Our policy is not to adopt a universal screening programme for alcohol misuse, as the evidence base indicates this would not be cost-effective. Instead, we are encouraging health care professionals and others to implement opportunistic alcohol case identification and to deliver brief advice about alcohol. This can take place at any opportunity when an individual is consulting with a health care professional or indeed any agency about a health issue, which may have a link to excessive alcohol consumption.
International research has shown that this approach works well in primary care. We believe these results would be replicated in some targeted clinics within secondary care, such as genito-urinary medicine, fracture clinics or facial injury clinics.

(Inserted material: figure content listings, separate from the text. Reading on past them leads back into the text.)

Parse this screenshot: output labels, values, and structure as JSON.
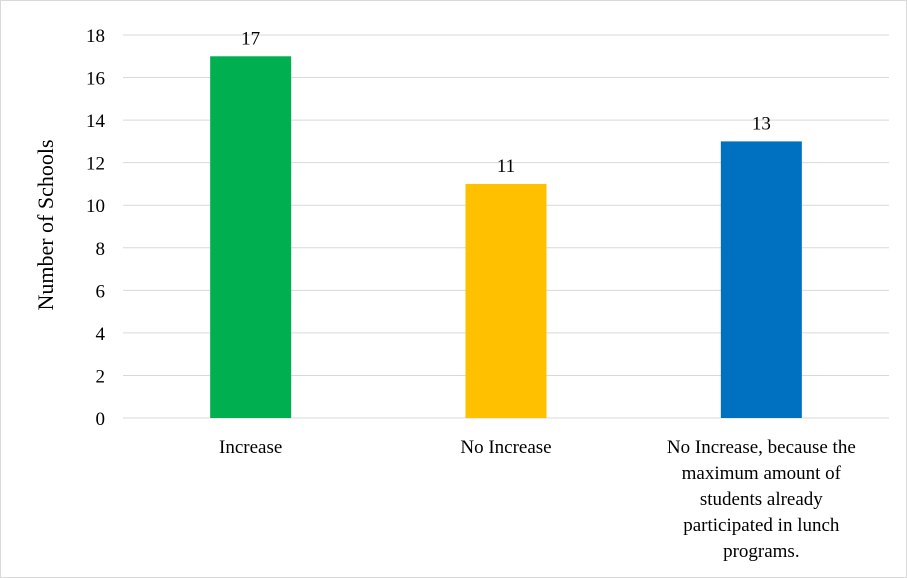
{
  "chart_data": {
    "type": "bar",
    "title": "",
    "xlabel": "",
    "ylabel": "Number of Schools",
    "categories": [
      [
        "Increase"
      ],
      [
        "No Increase"
      ],
      [
        "No Increase, because the",
        "maximum amount of",
        "students already",
        "participated in lunch",
        "programs."
      ]
    ],
    "values": [
      17,
      11,
      13
    ],
    "colors": [
      "#00b050",
      "#ffc000",
      "#0070c0"
    ],
    "ylim": [
      0,
      18
    ],
    "yticks": [
      0,
      2,
      4,
      6,
      8,
      10,
      12,
      14,
      16,
      18
    ],
    "grid": true,
    "legend": "none"
  }
}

While there is good evidence confirming the value of this approach, there are some gaps in the research. This is why the Department has commissioned a programme of research into opportunistic alcohol case identification and delivering brief advice that is now under way in a selection of general practitioner (GP) practices, accident and emergency departments and probation departments. The purpose of this research is to refine which identification tool works best in which setting, with which target groups, and what methods of providing advice are most effective.
We have put in place from April 2008, a new national health service indicator to measure the change in the rate of hospital admissions for alcohol-related harm—the first ever national commitment to monitor how the NHS is tackling alcohol health harms. This indicator is expected to encourage primary care trusts to invest in earlier identification of people who drink too much linked to advice and support from GPs or other health care staff. This has been shown to be the best way of reducing the kind of ‘everyday’ drinking which over time leads to liver disease and other problems.